I Cut 5 Inches Off My Hair After My Wedding, and I Swear It Wasn't a Cry for Help
In fact, it was my way of taking control.
After my wedding, I felt… lost.
Truth be told, being a bride had become such a huge part of my identity that I was having a hard time parting with it. The wedding had consumed my life for over a year—not just the planning, but the deep conversations with our families, the workout classes, the beauty treatments, the meetings with the rabbi, the late-night relationship talks. And then, suddenly, it was over. And I didn’t know who I was without it.
In the 15 months between our engagement and the big day, I had grown my hair out as part of my *~*bridal transformation*~* (which we’ll get into more in depth in a few weeks).
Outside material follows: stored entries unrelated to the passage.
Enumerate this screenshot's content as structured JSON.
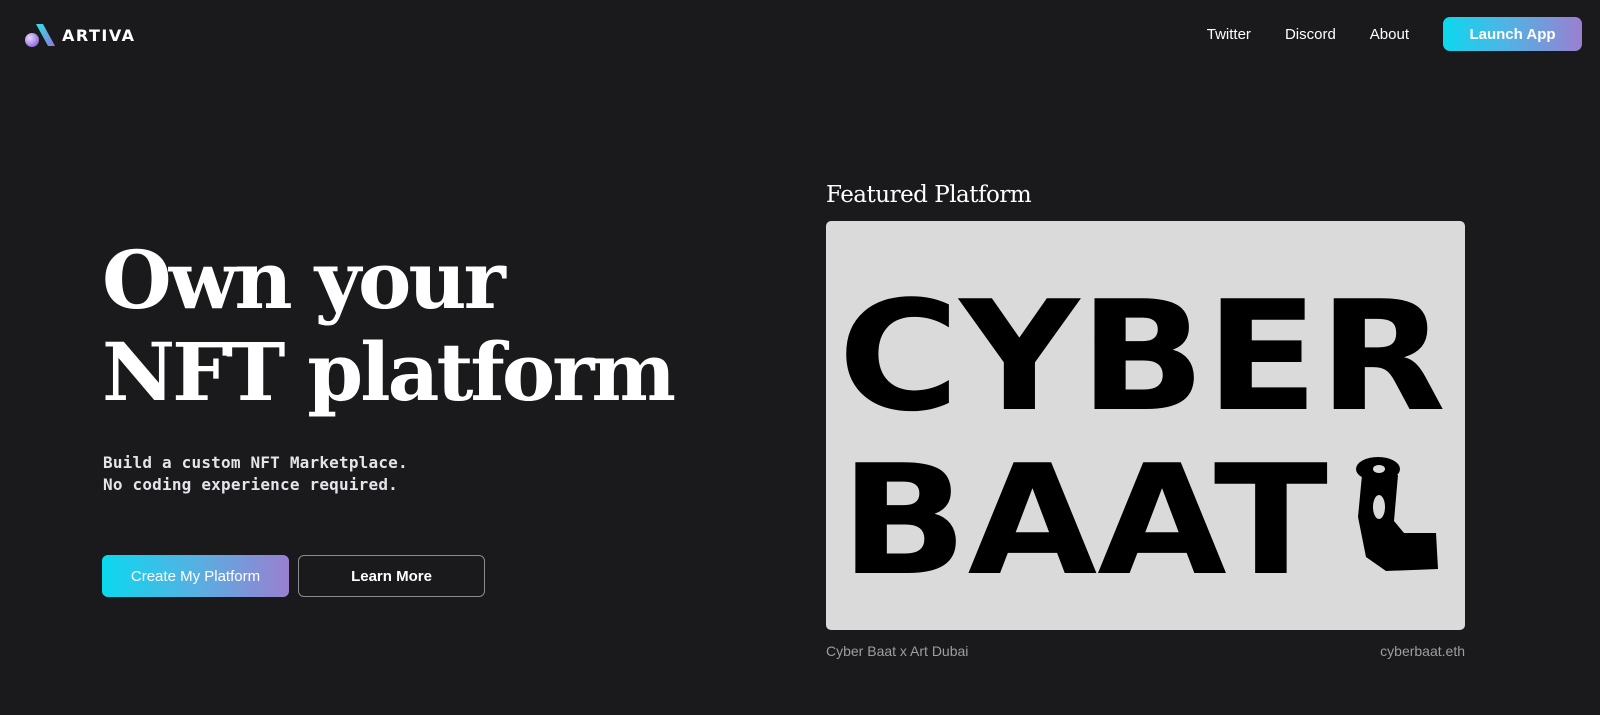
{
  "header": {
    "brand": "ARTIVA",
    "nav": [
      {
        "label": "Twitter"
      },
      {
        "label": "Discord"
      },
      {
        "label": "About"
      }
    ],
    "launch_label": "Launch App"
  },
  "hero": {
    "title_line1": "Own your",
    "title_line2": "NFT platform",
    "subtitle_line1": "Build a custom NFT Marketplace.",
    "subtitle_line2": "No coding experience required.",
    "primary_cta": "Create My Platform",
    "secondary_cta": "Learn More"
  },
  "featured": {
    "heading": "Featured Platform",
    "artwork_text_line1": "CYBER",
    "artwork_text_line2": "BAAT",
    "caption": "Cyber Baat x Art Dubai",
    "ens": "cyberbaat.eth"
  },
  "colors": {
    "background": "#1a1a1c",
    "gradient_start": "#0cd8ee",
    "gradient_end": "#9a7fd0",
    "card_background": "#dadada",
    "muted_text": "#9d9da3"
  },
  "icons": {
    "brand_logo": "artiva-logo-icon",
    "artwork_figure": "hand-figure-icon"
  }
}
It was the longest it had ever been, and was perfect for the looks I’d chosen to wear throughout the weekend. But as much as I loved it in Mexico, when I got home—and the transition from “bride” to wife” was officially complete—it just didn’t feel like… me anymore.
And, honestly, I guess it makes sense: I walked down the aisle as Zoë Weiner, and 45 minutes later walked right back up it as Zoë Zelin.
The bride-to-wife pipeline
If I’m being honest, I’ve been thinking a lot recently about my identity—especially because I’ve grappled with changing my name since before we were even engaged. But while I’m so excited to be Zoë Zelin (I mean, it’s a way cooler name), there’s a piece of me that’s struggled to let go of Zoë Weiner.